Looking for a job? Many job seekers focus so hard on answering interview questions well that they forget that they are there to find out more information about the role too.
Asking the right questions at an interview is important for two reasons:
- It’s an opportunity to show a deeper understand and interest in the company and role.
- You can learn a lot more about the realities of the position, in particular, those area’s that you might consider deal-breakers.
At the end of the interview you want to have achieved 2 things:
1. You want to have demonstrated your aptitude for the role.
2. You want to have a clearer sense of whether the employer is the right fit for you.
There are an infinite number of questions you could ask during a job interview, but if you stay focused on those 2 goals, the questions should come easily to you.
Here are some suggestions:
What skills and experiences would make an ideal candidate?
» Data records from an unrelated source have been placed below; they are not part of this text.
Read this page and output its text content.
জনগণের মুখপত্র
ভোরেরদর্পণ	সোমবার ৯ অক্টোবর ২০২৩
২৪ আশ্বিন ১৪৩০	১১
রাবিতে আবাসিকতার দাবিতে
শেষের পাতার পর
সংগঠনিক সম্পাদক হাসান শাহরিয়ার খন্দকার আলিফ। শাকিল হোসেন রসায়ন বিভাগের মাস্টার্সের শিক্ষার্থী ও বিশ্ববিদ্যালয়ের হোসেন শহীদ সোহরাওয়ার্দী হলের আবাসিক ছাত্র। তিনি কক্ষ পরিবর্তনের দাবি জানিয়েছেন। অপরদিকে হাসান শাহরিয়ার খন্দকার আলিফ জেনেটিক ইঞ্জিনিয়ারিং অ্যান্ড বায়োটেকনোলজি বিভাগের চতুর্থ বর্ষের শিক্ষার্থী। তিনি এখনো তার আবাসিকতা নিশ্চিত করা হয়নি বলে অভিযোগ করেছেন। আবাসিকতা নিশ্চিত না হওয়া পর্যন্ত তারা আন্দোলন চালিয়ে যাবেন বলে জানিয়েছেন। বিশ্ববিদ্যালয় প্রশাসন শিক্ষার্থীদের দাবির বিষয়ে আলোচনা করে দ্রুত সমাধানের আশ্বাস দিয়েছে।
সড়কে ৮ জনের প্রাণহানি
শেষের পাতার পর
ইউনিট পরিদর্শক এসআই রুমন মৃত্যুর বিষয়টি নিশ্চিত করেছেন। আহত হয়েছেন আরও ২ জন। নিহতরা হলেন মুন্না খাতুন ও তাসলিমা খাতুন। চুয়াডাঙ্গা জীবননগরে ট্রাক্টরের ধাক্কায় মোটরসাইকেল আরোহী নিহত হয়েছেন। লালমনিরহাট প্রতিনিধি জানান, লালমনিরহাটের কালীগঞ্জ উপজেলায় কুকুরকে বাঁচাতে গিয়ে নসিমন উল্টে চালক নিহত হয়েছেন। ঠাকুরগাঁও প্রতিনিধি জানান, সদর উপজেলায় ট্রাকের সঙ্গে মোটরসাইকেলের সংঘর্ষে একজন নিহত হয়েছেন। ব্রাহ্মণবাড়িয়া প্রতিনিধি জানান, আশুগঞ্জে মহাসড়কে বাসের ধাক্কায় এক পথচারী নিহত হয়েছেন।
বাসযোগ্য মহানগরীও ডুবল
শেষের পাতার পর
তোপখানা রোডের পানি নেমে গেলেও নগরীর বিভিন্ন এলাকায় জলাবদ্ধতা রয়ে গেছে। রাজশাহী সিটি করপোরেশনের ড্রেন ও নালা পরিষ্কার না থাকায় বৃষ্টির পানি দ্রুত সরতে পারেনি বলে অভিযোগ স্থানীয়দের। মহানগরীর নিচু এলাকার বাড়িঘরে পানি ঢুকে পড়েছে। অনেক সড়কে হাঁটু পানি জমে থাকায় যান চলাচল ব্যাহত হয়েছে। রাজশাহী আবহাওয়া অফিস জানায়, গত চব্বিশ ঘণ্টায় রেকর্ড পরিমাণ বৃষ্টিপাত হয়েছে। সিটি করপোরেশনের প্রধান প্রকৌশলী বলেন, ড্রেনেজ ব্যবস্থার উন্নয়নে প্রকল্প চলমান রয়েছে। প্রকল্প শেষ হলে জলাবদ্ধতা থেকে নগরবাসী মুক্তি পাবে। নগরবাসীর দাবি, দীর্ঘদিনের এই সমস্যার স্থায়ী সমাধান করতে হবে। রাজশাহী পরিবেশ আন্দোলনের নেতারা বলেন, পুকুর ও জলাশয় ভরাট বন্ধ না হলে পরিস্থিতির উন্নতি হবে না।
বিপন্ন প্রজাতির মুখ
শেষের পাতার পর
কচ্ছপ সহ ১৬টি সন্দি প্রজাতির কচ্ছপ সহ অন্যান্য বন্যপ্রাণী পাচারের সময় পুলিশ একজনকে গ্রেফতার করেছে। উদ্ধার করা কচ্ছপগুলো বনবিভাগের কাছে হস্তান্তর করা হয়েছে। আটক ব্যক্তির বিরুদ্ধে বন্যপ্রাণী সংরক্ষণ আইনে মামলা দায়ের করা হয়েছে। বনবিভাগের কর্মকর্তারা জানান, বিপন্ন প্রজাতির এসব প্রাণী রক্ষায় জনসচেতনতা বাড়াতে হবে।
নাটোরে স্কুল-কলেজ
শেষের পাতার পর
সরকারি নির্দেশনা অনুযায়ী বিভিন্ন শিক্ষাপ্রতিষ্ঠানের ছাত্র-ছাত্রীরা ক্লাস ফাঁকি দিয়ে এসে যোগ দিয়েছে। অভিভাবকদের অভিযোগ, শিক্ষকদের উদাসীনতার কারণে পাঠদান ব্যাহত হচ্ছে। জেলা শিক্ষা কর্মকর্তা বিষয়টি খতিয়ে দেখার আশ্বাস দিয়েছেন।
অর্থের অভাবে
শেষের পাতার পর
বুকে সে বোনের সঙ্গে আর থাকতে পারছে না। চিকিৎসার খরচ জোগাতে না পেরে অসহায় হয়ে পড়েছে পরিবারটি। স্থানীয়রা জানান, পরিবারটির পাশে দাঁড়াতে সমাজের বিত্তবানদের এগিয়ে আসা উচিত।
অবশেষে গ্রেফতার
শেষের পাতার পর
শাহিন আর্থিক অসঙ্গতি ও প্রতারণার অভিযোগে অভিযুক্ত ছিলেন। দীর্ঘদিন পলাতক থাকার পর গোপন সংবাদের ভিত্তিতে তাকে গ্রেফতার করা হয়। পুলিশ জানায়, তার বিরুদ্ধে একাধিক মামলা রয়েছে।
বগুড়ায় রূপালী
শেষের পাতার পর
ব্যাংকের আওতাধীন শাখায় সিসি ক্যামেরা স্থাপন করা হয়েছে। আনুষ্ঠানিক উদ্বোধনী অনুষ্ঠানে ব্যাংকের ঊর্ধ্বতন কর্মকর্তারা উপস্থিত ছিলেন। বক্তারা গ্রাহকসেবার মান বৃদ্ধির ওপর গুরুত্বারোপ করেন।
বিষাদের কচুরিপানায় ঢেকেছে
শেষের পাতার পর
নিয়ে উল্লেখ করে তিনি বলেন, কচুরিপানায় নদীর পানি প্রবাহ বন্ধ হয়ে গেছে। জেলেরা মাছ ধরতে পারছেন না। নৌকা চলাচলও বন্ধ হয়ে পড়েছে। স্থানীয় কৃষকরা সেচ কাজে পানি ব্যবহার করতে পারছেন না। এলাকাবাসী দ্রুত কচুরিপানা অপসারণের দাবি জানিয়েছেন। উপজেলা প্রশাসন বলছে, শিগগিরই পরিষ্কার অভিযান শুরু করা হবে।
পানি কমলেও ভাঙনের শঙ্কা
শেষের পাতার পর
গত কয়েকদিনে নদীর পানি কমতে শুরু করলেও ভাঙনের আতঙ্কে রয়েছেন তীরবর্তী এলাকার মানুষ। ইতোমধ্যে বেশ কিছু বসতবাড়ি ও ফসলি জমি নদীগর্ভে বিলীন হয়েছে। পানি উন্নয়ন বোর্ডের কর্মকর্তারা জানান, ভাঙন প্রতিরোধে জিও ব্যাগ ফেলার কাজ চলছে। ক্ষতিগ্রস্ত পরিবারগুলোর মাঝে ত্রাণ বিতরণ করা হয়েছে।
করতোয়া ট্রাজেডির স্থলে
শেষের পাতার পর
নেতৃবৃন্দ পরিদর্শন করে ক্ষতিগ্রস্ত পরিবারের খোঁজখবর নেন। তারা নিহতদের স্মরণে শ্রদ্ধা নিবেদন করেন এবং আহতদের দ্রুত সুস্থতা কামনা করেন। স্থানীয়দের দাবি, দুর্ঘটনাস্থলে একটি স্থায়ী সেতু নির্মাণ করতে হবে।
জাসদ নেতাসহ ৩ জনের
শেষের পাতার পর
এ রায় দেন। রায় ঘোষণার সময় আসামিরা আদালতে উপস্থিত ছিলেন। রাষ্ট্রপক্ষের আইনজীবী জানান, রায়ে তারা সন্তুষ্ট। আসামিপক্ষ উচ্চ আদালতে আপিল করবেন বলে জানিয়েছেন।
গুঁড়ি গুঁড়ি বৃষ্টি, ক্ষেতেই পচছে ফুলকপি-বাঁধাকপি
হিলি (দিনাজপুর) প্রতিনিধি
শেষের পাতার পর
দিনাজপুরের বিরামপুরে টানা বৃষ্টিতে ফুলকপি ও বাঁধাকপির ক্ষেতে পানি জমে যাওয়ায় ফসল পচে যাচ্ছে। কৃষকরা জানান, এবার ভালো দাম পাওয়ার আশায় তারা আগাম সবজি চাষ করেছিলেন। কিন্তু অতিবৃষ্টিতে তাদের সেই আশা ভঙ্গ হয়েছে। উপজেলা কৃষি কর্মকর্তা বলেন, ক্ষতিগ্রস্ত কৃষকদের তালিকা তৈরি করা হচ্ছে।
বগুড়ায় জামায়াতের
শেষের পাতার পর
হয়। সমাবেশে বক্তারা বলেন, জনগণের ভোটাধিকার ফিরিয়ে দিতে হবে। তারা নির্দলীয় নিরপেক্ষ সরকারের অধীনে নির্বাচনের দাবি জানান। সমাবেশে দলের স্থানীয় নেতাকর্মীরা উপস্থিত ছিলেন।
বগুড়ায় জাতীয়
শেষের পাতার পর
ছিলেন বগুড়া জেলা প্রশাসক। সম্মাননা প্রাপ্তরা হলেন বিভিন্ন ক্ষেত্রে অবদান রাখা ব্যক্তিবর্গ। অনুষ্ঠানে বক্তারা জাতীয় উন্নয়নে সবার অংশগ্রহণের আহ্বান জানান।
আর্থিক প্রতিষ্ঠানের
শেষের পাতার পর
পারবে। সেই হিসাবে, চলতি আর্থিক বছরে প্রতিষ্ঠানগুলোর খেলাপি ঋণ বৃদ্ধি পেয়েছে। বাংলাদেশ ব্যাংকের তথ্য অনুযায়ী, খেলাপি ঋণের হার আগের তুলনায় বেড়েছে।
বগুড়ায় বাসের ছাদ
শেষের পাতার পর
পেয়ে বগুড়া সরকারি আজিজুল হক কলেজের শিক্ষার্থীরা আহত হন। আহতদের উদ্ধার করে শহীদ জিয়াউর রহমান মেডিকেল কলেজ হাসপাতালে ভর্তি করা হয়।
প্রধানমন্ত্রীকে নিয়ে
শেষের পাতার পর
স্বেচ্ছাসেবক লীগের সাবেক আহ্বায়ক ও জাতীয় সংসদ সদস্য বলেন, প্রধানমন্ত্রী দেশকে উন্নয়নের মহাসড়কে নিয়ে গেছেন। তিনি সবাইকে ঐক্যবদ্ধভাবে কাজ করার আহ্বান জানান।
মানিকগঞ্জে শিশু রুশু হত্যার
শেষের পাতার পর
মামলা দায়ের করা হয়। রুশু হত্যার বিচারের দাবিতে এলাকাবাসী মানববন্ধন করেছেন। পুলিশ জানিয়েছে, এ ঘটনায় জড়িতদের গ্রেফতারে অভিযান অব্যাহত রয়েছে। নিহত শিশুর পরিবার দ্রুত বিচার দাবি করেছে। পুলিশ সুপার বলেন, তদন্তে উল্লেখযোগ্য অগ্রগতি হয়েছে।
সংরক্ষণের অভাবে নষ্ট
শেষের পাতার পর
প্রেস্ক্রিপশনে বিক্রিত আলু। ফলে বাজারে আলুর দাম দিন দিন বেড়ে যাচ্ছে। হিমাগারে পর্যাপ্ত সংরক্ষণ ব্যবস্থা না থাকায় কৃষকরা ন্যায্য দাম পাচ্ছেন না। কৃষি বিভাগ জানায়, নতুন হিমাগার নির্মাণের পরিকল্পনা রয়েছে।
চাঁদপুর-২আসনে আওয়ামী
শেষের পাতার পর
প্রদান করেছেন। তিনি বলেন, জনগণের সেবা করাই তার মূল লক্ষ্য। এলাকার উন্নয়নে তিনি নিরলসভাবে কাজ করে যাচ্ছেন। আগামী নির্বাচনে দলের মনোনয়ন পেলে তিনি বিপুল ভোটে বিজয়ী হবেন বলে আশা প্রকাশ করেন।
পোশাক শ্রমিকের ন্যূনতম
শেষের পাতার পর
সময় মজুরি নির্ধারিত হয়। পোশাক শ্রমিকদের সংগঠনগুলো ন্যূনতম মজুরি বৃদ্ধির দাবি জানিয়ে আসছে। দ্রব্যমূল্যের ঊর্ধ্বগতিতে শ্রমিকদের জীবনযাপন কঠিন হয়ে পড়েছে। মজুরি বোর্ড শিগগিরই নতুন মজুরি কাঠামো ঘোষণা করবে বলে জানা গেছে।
This is a great open-ended question that will have the interviewer put his or her cards on the table and state exactly what the employer is looking for. If the interviewer mentions something you didn’t cover yet, now is your chance. (Forbes)
Have I answered all your questions? Before you begin asking your questions, find out if there’s anything they’d like you to elaborate on. Not only will they appreciate the offer, but it may be a good chance for you to gauge how well you’re doing.
What have you enjoyed most about working here? This question allows the interviewer to connect with you on a more personal level, sharing his or her feelings. The answer will also give you unique insight into how satisfied people are with their jobs there. If the interviewer is pained to come up with an answer to your question, it’s a big red flag. (Forbes)
Beyond the hard skills required to successfully perform this job, what soft skills you see as fundamental to the role?